Teilweise entsteht nämlich der Eindruck, die Anwältin würde einzelne Inhalte des Beitrages/Aussagen von Gefangenen in Frage stellen – wieso das dem Gericht mitgeteilt werden muss, ist uns schleierhaft und wirkt für uns stellenweise sehr spalterisch.
Trotz aller Kritik veröffentlichen wir an dieser Stelle das Schreiben der Anwältin, um den Verlauf transparent zu machen.
Zu der kompletten Argumentation der Anwältin klickt hier. Falls ihr keine Lust habt, vier Seiten zu lesen, hier die Argumente im Überblick:
- das Outing wäre nicht in dem Sprachgebrauch von Kay formuliert worden.
- das Outing wäre anonym verfasst worden. Kays Name kommt in dem Outing nicht vor, in anderen Artikeln auf unserem Blog dahingegend schon. Die Anwältin zieht daraus den Schluss, Kay könne nicht der Verfasser des Outings sein, er hätte sich sonst selbst namentlich bemerkbar gemacht.
- in dem Outing werden private Angaben von Wärter*innen gemacht, über welche Kay keine Kenntnis haben konnte.
Natürlich wissen wir nicht, ob der aufgehührte Brief der Anwältin dazu führte, dass das Ermittlungsverfahren eingestellt wurde, oder die Justiz einfach eh keine Lust mehr hatte, oder sie auch unabhängig vom Schreiben der Anwältin wussten, dass das Verfahren ins Leere laufen wird und es nur darum ging, Kay mit einer Razzia/einem Verfahren zu ärgern oder oder oder.
Was wir aber an dieser Stelle mal behaupten würden ist, dass sie auf jeden Fall immer daran interessiert sind, wie Strukturen funktionieren. Entweder, um Einzelpersonen anzuklagen, oder um sich Zusammenhänge zu erschließen oder zu konstruieren – und diese dann mit Repression zu überziehen. Weil das Schreiben der Anwältin als Aufruf verstanden werden kann, weiter bzw . n andere Richtungen zu ermitteln, und weil ein Meinungsaustausch mit dem Gericht angestrebt wird bzw. dabei auch einzelne Aussagen von Gefangenen in Frage gestellt werden, finden wir es eher kritisch.
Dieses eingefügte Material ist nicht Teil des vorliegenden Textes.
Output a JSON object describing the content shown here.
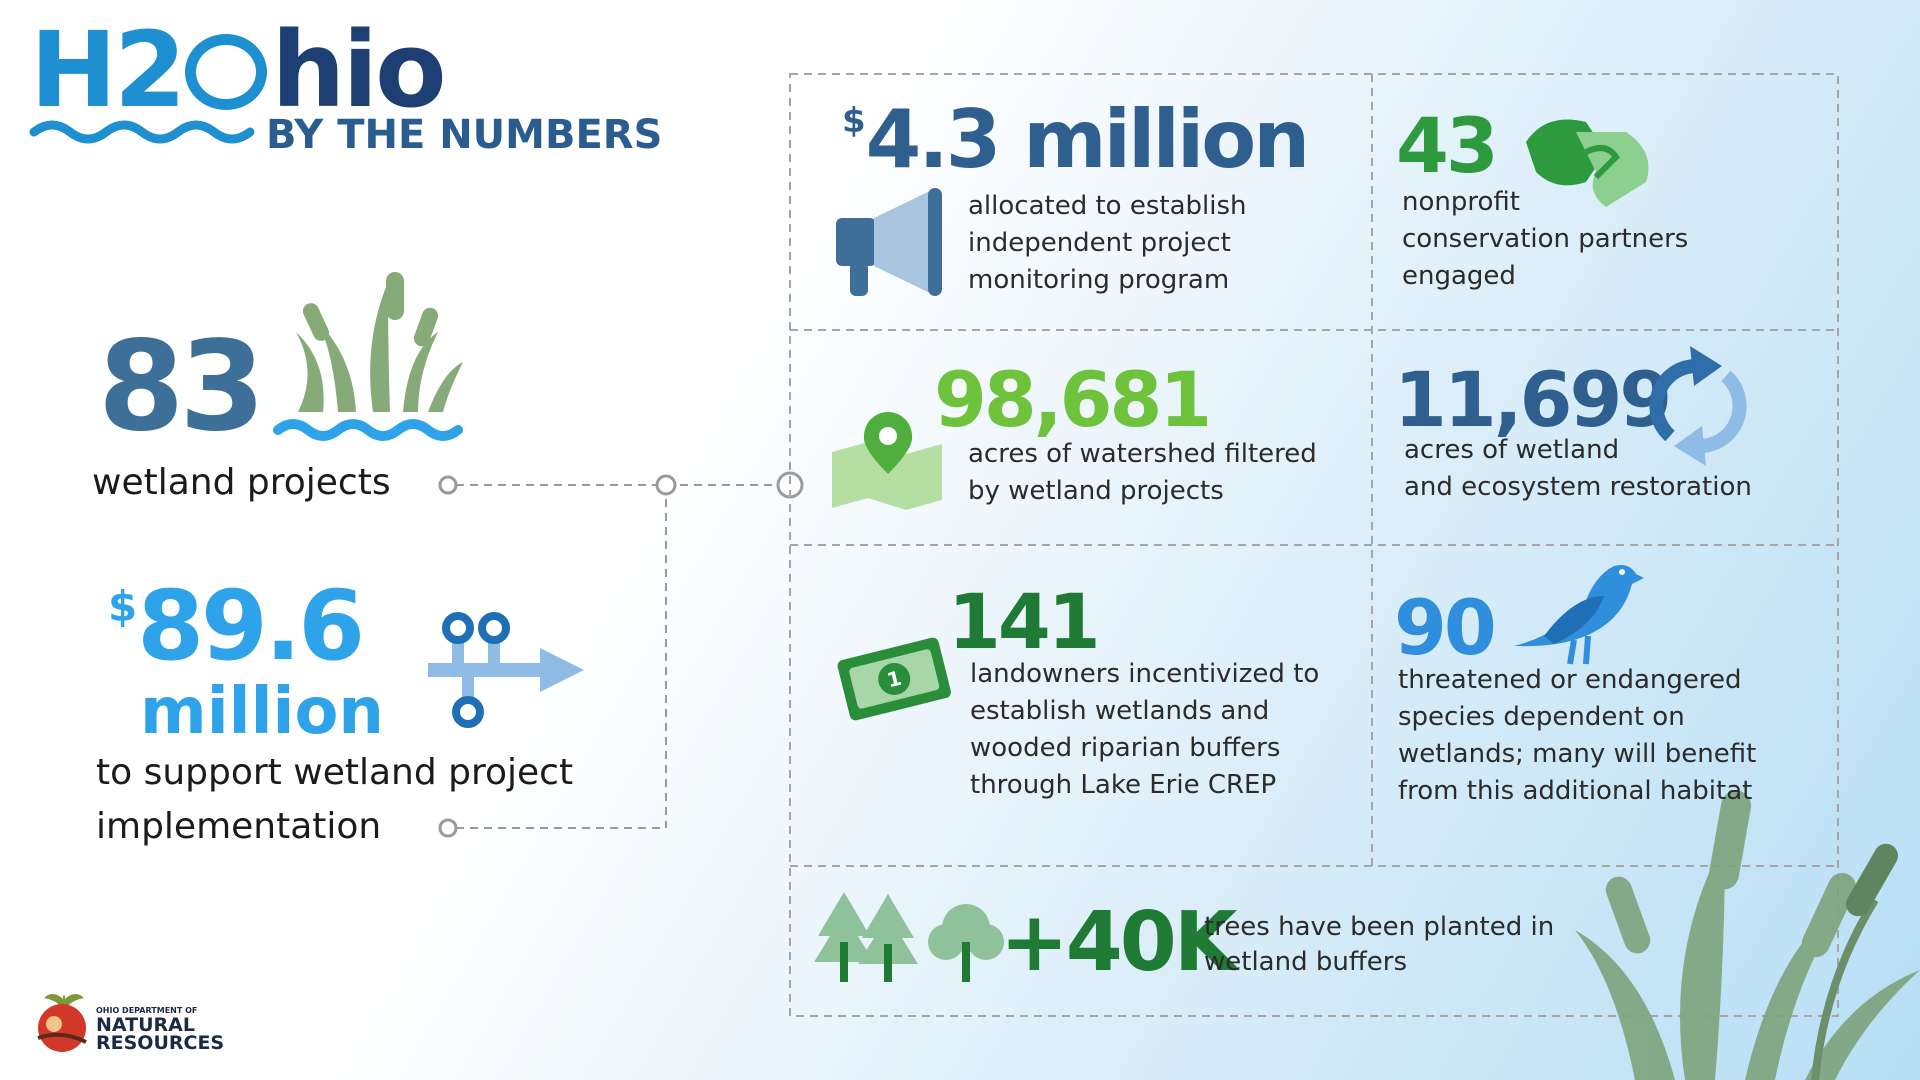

Für Gefangene, welche Repression durch unsere Beiträge erleben, würden wir deswegen folgendes Vorgehen vorschlagen:
- schreibt uns sehr gerne, wir können uns darüber austauschen, welcher juristische Weg sinnvoll ist,
- verweigert im besten Fall ganz die Aussage. Umso weniger Informationen sie über euch haben, desto weniger können sie ermitteln. Jegliche Information kann eine zu viel sein – auch, wenn man manchmal vielleicht denkt, dass „dieses und jenes“ doch „nicht schlimm“ wäre zu sagen, nutzt die Justiz selten Aussagen, um Menschen zu entlasten. Eher nutzt sie diese, um noch tiefer zu graben, um intensiver zu ermitteln.
- Wenn es euch aber wichtig ist zu betonen, dass ihr definitiv nicht die Verfasser*innen einer unserer Artikel seit, macht es ohne dazu aufzufordern, Verfasser*innen zu ermitteln.
- Und generell gilt: wir können uns darüber austauschen, wie ihr am besten vorgehen wollt – lasst uns gemeinsam dagegen kämpfen und zusammen Strategien überlegen, anstatt vereinzelt.